ニッケイ新聞 2012年8月21日付け
米国やロシアを襲った干ばつの影響で、世界的な穀物価格の上昇が懸念される中、ブラジルでも、餌となるトウモロコシや大豆の値上がりによる鶏肉価格の上昇が始まったと18日付エスタード紙が報じた。
トウモロコシの3大輸出国である米国が作付面積の9割で影響が出るほどの歴史的な干ばつに襲われ、同様に被害を受けた大豆共々、世界の穀物生産10%減という深刻な事態を招いている。
トウモロコシの生産量が全世界の23%を占める米国の凶作は、当然ながら世界的な食糧危機につながりかねず、国連食糧農業機関が、同国にトウモロコシを原料とするエタノール生産計画見直しを求めた事は10日付伯字紙が報じた。

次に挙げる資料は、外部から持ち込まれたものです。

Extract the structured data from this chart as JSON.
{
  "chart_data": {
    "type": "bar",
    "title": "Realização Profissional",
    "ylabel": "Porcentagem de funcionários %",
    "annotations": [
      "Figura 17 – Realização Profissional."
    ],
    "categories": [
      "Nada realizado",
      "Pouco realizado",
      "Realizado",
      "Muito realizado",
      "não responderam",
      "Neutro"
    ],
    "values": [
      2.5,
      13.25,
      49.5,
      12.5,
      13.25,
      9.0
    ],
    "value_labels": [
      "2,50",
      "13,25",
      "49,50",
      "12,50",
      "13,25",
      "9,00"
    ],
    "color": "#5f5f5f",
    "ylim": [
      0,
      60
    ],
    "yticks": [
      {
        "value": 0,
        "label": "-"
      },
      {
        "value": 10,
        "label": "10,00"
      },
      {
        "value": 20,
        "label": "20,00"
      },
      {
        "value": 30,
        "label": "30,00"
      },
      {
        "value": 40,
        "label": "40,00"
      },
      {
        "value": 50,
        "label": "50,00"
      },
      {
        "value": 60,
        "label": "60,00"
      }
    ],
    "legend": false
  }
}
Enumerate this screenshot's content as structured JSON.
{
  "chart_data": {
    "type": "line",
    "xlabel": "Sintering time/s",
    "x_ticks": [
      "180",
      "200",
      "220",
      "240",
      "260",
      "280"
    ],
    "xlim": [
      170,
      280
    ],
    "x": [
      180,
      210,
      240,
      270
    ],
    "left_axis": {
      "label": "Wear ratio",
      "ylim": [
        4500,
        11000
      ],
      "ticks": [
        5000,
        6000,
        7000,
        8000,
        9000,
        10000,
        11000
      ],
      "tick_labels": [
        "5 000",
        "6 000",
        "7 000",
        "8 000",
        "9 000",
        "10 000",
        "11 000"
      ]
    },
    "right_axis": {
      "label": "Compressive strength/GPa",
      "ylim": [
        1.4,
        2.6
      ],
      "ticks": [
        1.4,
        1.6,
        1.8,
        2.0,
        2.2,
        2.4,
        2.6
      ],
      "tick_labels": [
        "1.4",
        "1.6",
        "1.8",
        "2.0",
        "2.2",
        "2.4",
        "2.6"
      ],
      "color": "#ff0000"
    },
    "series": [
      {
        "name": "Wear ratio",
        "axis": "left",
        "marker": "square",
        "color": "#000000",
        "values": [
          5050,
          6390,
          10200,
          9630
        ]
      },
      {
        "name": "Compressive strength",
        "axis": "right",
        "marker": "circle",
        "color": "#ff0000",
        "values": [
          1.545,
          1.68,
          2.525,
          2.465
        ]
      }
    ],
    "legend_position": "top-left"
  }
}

米国のエタノール生産は7月から8月に8%減少、年末にかけては最低12%減産との予想は19日付エスタード紙も報じており、食糧確保やバイオ燃料生産に影響が出ている事は明らかだ。
一方、米国、アルゼンチンと共にトウモロコシ輸出の要の役割を担うブラジルでは、年頭の南伯の干ばつ後は予想以上の回復で、大豆の収穫後に植える冬のトウモロコシの収穫が例年を71%上回る3850万トンと記録的な伸びを記録。年間の収量も1億6592万トンに達する見込みだ。
米国の干ばつによるブラジルの比重拡大は大豆でも同様で、好調な収穫の伸びに加え、生産農家は一様に作付面積拡大中。連邦公務員やトラック運転手のストなどで穀物輸送が麻痺したために倉庫が足りず、収穫後の穀物が野ざらしとなっている地域さえあるという。
他方、国際的な価格上昇で、トウモロコシはここ1カ月で30%、大豆も同100%値上がり。これにより、鶏や豚の飼料価格も上昇中で、鶏肉生産者は生産コストの60%を占める餌の主材料であるトウモロコシや大豆の値上がりを鶏肉価格に転嫁せざるを得ない。8月第2週の鶏肉価格は4週間前の3・3%高。8月第1週は1・38%高だった事から見て、飼料高騰の影響が徐々に出始めている事は明らか。サンタカタリーナ州では餌不足や経費高騰を苦にした生産者が、11万4千羽のひよこを生き埋めにする事件も起きた。
米国の干ばつによるトウモロコシや大豆の減産にロシアの小麦減産などで、世界的な食糧価格は6%上昇との報道は10日付エスタード紙。ブラジルの穀物収量新記録と同じ日の報道だったのは皮肉だが、ブラジル政府は11日に今年のインフレは目標の4・5%を大幅に上回るとの予測を発表。15日付フォーリャ紙には、豚肉や鶏肉は10%程度値上がりするはずとの予想も掲載された。
2011年は765億ドル売り上げた米国のトウモロコシが過去6年で最悪、大豆も過去5年で最悪の収量という中、ブラジル農家が作付面積や収量拡大による増収見込みに沸く一方で、国民はインフレの影に脅かされる状況に追い込まれている。